Workers began dismantling President Donald Trump's name from the Kennedy Center's facade early Saturday morning, completing a court-ordered removal that had become a flashpoint between the performing arts institution and the federal judiciary over who holds authority to rename a congressionally chartered building.
A federal judge had ruled in late May that the Kennedy Center's board lacked the power to unilaterally rebrand the venue. "Congress gave the Kennedy Center its name, and only Congress can change it," U.S. District Judge Christopher Cooper wrote on May 29. The deadline for compliance was noon on Saturday, and construction crews worked through the night to meet it.
Trump's name had been affixed to the building's exterior in December after the board, which the president had handpicked, voted to add his name before "The John F. Kennedy Center for the Performing Arts." Onlookers gathered Saturday to watch workers remove the lettering that had replaced signage in place since the building's construction began in 1964.

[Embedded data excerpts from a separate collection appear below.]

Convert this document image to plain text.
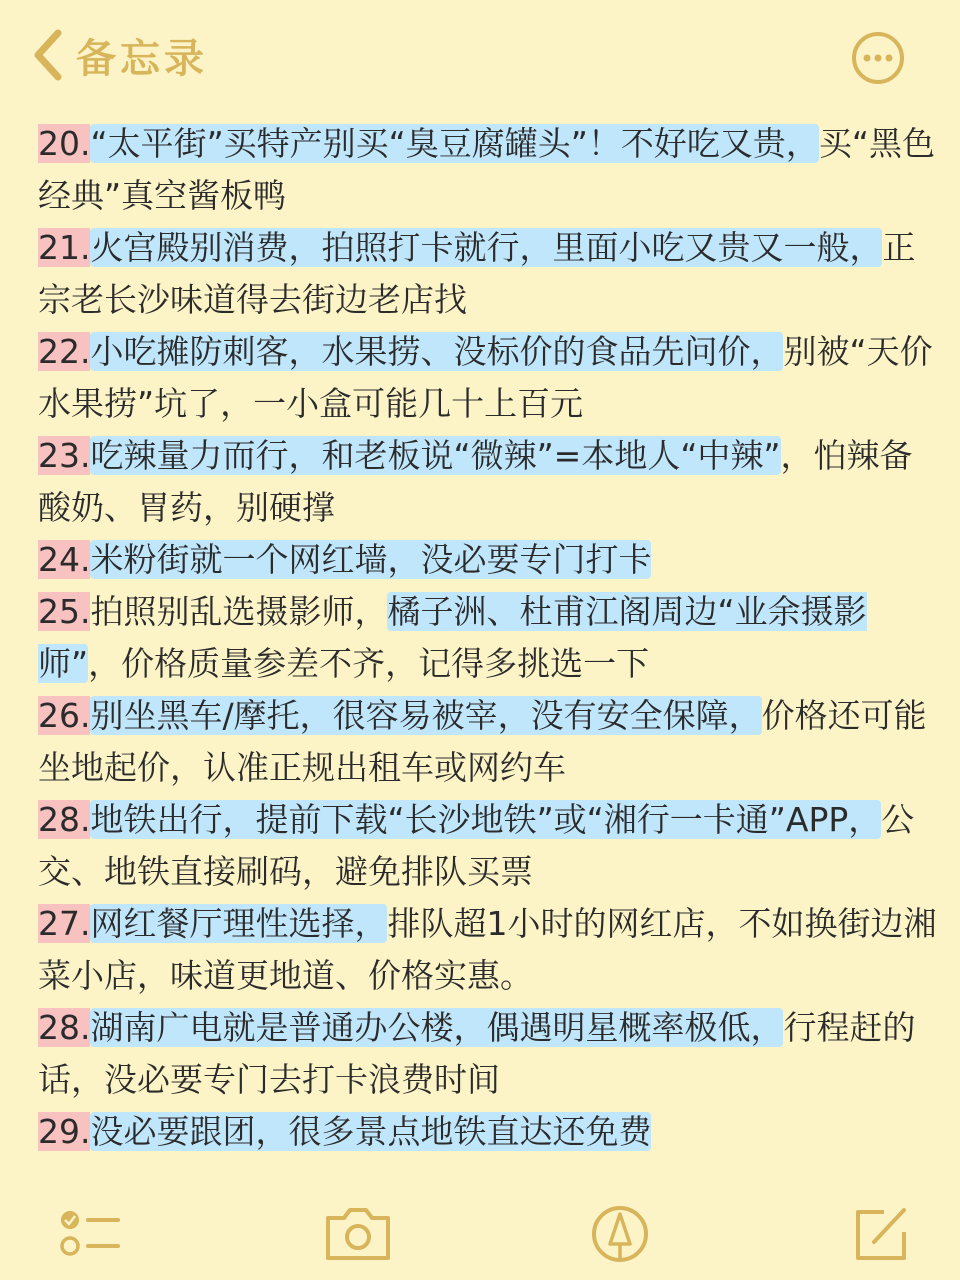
备忘录

20.“太平街”买特产别买“臭豆腐罐头”！不好吃又贵，买“黑色经典”真空酱板鸭

21.火宫殿别消费，拍照打卡就行，里面小吃又贵又一般，正宗老长沙味道得去街边老店找

22.小吃摊防刺客，水果捞、没标价的食品先问价，别被“天价水果捞”坑了，一小盒可能几十上百元

23.吃辣量力而行，和老板说“微辣”=本地人“中辣”，怕辣备酸奶、胃药，别硬撑

24.米粉街就一个网红墙，没必要专门打卡

25.拍照别乱选摄影师，橘子洲、杜甫江阁周边“业余摄影师”，价格质量参差不齐，记得多挑选一下

26.别坐黑车/摩托，很容易被宰，没有安全保障，价格还可能坐地起价，认准正规出租车或网约车

28.地铁出行，提前下载“长沙地铁”或“湘行一卡通”APP，公交、地铁直接刷码，避免排队买票

27.网红餐厅理性选择，排队超1小时的网红店，不如换街边湘菜小店，味道更地道、价格实惠。

28.湖南广电就是普通办公楼，偶遇明星概率极低，行程赶的话，没必要专门去打卡浪费时间

29.没必要跟团，很多景点地铁直达还免费
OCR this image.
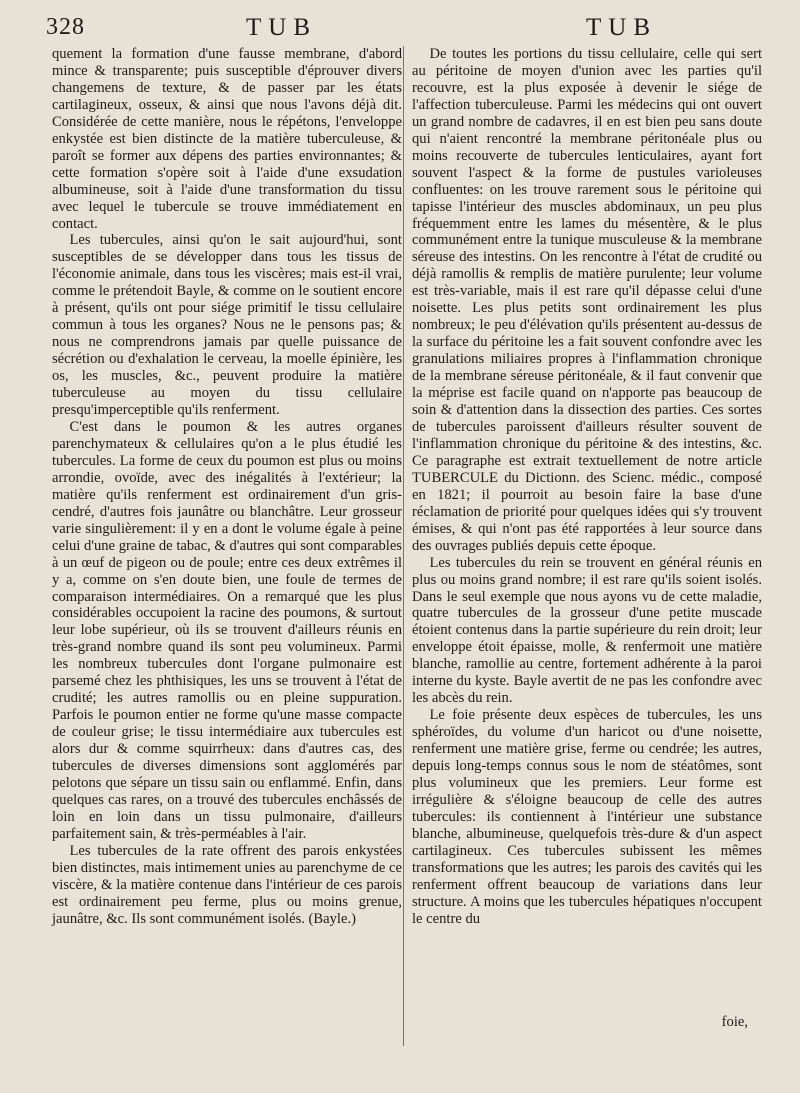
328	TUB	TUB

quement la formation d'une fausse membrane, d'abord mince & transparente; puis susceptible d'éprouver divers changemens de texture, & de passer par les états cartilagineux, osseux, & ainsi que nous l'avons déjà dit. Considérée de cette manière, nous le répétons, l'enveloppe enkystée est bien distincte de la matière tuberculeuse, & paroît se former aux dépens des parties environnantes; & cette formation s'opère soit à l'aide d'une exsudation albumineuse, soit à l'aide d'une transformation du tissu avec lequel le tubercule se trouve immédiatement en contact.

Les tubercules, ainsi qu'on le sait aujourd'hui, sont susceptibles de se développer dans tous les tissus de l'économie animale, dans tous les viscères; mais est-il vrai, comme le prétendoit Bayle, & comme on le soutient encore à présent, qu'ils ont pour siége primitif le tissu cellulaire commun à tous les organes? Nous ne le pensons pas; & nous ne comprendrons jamais par quelle puissance de sécrétion ou d'exhalation le cerveau, la moelle épinière, les os, les muscles, &c., peuvent produire la matière tuberculeuse au moyen du tissu cellulaire presqu'imperceptible qu'ils renferment.

C'est dans le poumon & les autres organes parenchymateux & cellulaires qu'on a le plus étudié les tubercules. La forme de ceux du poumon est plus ou moins arrondie, ovoïde, avec des inégalités à l'extérieur; la matière qu'ils renferment est ordinairement d'un gris-cendré, d'autres fois jaunâtre ou blanchâtre. Leur grosseur varie singulièrement: il y en a dont le volume égale à peine celui d'une graine de tabac, & d'autres qui sont comparables à un œuf de pigeon ou de poule; entre ces deux extrêmes il y a, comme on s'en doute bien, une foule de termes de comparaison intermédiaires. On a remarqué que les plus considérables occupoient la racine des poumons, & surtout leur lobe supérieur, où ils se trouvent d'ailleurs réunis en très-grand nombre quand ils sont peu volumineux. Parmi les nombreux tubercules dont l'organe pulmonaire est parsemé chez les phthisiques, les uns se trouvent à l'état de crudité; les autres ramollis ou en pleine suppuration. Parfois le poumon entier ne forme qu'une masse compacte de couleur grise; le tissu intermédiaire aux tubercules est alors dur & comme squirrheux: dans d'autres cas, des tubercules de diverses dimensions sont agglomérés par pelotons que sépare un tissu sain ou enflammé. Enfin, dans quelques cas rares, on a trouvé des tubercules enchâssés de loin en loin dans un tissu pulmonaire, d'ailleurs parfaitement sain, & très-perméables à l'air.

Les tubercules de la rate offrent des parois enkystées bien distinctes, mais intimement unies au parenchyme de ce viscère, & la matière contenue dans l'intérieur de ces parois est ordinairement peu ferme, plus ou moins grenue, jaunâtre, &c. Ils sont communément isolés. (Bayle.)

De toutes les portions du tissu cellulaire, celle qui sert au péritoine de moyen d'union avec les parties qu'il recouvre, est la plus exposée à devenir le siége de l'affection tuberculeuse. Parmi les médecins qui ont ouvert un grand nombre de cadavres, il en est bien peu sans doute qui n'aient rencontré la membrane péritonéale plus ou moins recouverte de tubercules lenticulaires, ayant fort souvent l'aspect & la forme de pustules varioleuses confluentes: on les trouve rarement sous le péritoine qui tapisse l'intérieur des muscles abdominaux, un peu plus fréquemment entre les lames du mésentère, & le plus communément entre la tunique musculeuse & la membrane séreuse des intestins. On les rencontre à l'état de crudité ou déjà ramollis & remplis de matière purulente; leur volume est très-variable, mais il est rare qu'il dépasse celui d'une noisette. Les plus petits sont ordinairement les plus nombreux; le peu d'élévation qu'ils présentent au-dessus de la surface du péritoine les a fait souvent confondre avec les granulations miliaires propres à l'inflammation chronique de la membrane séreuse péritonéale, & il faut convenir que la méprise est facile quand on n'apporte pas beaucoup de soin & d'attention dans la dissection des parties. Ces sortes de tubercules paroissent d'ailleurs résulter souvent de l'inflammation chronique du péritoine & des intestins, &c. Ce paragraphe est extrait textuellement de notre article TUBERCULE du Dictionn. des Scienc. médic., composé en 1821; il pourroit au besoin faire la base d'une réclamation de priorité pour quelques idées qui s'y trouvent émises, & qui n'ont pas été rapportées à leur source dans des ouvrages publiés depuis cette époque.

Les tubercules du rein se trouvent en général réunis en plus ou moins grand nombre; il est rare qu'ils soient isolés. Dans le seul exemple que nous ayons vu de cette maladie, quatre tubercules de la grosseur d'une petite muscade étoient contenus dans la partie supérieure du rein droit; leur enveloppe étoit épaisse, molle, & renfermoit une matière blanche, ramollie au centre, fortement adhérente à la paroi interne du kyste. Bayle avertit de ne pas les confondre avec les abcès du rein.

Le foie présente deux espèces de tubercules, les uns sphéroïdes, du volume d'un haricot ou d'une noisette, renferment une matière grise, ferme ou cendrée; les autres, depuis long-temps connus sous le nom de stéatômes, sont plus volumineux que les premiers. Leur forme est irrégulière & s'éloigne beaucoup de celle des autres tubercules: ils contiennent à l'intérieur une substance blanche, albumineuse, quelquefois très-dure & d'un aspect cartilagineux. Ces tubercules subissent les mêmes transformations que les autres; les parois des cavités qui les renferment offrent beaucoup de variations dans leur structure. A moins que les tubercules hépatiques n'occupent le centre du

foie,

The Trump administration had requested a 12-hour extension late Friday, citing thunderstorms as the reason for the delay. Justice Department lawyers wrote that removal work would conclude in the early morning hours of June 13. The judge did not immediately grant the request, and the work proceeded over the weekend.

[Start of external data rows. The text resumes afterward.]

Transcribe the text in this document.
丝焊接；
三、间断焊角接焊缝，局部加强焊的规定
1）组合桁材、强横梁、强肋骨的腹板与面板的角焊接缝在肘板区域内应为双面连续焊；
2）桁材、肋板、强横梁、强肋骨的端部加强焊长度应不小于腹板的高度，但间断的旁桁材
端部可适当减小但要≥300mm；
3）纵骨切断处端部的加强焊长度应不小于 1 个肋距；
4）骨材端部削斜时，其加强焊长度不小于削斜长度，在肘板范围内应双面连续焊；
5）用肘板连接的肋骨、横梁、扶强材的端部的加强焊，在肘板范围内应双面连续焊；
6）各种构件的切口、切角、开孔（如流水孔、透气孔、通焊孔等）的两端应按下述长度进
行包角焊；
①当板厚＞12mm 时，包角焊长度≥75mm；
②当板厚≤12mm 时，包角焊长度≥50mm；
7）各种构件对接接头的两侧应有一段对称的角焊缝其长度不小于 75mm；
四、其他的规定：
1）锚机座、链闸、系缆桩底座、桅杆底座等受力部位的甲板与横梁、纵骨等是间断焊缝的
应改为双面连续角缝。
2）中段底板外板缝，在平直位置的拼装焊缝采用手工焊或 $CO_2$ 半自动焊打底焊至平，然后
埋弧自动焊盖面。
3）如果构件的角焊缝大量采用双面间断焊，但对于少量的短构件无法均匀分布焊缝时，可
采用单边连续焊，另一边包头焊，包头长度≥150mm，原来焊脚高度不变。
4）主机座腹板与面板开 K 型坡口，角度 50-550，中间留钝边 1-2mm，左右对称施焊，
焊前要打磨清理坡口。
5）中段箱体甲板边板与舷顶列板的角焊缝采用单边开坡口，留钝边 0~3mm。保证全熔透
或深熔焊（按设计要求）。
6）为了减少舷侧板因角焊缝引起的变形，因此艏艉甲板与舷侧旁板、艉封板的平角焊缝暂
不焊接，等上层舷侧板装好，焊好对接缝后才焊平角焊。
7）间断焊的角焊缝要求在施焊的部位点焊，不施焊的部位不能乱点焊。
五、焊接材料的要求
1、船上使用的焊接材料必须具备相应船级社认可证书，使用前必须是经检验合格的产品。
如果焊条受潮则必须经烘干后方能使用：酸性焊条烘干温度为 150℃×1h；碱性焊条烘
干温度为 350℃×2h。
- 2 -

By Monday, Trump's name had also vanished from the Kennedy Center's website, which reverted to its original branding. Internal signage throughout the building had already been removed in compliance with the judge's order.
In a last-ditch legal maneuver, the Kennedy Center filed an emergency request with the appeals court on Friday to block the removal, introducing a previously undisclosed argument. The center claimed that removing Trump's name would trigger a change in its bylaws requiring it to return hundreds of millions of dollars that donors had pledged specifically because of the Trump branding. The appeals court denied the request Friday night.
The center did not specify when the bylaw change was made, who approved it, or exactly how much money might be at stake. It also did not respond to questions about these details, leaving the financial claims largely unsubstantiated in the court record.
Democratic Rep. Joyce Beatty of Ohio, the ex officio board member who filed the lawsuit challenging the rebranding, called the removal a victory for democratic institutions. "The rule of law prevailed, and that is worth celebrating," Beatty said in a statement Saturday. "Let this send a message across the country: when we stand up, fight back, and defend our democracy, we can win."
The original dispute began when Trump first floated the idea of attaching his name to the Kennedy Center in an August post on Truth Social. The subsequent board vote to rebrand the 60-year-old national institution sparked immediate legal challenges and public backlash.
Judge Cooper's May ruling also blocked a planned two-year closure of the center that Trump's board had sought to undertake renovations, which the judge characterized as an "ill-informed and seemingly preordained decision."
Author Sarah Mitchell: "The Kennedy Center stood its ground in court but lost on the merits, and the judge was right: Congress chartered this building, not a presidential appointee."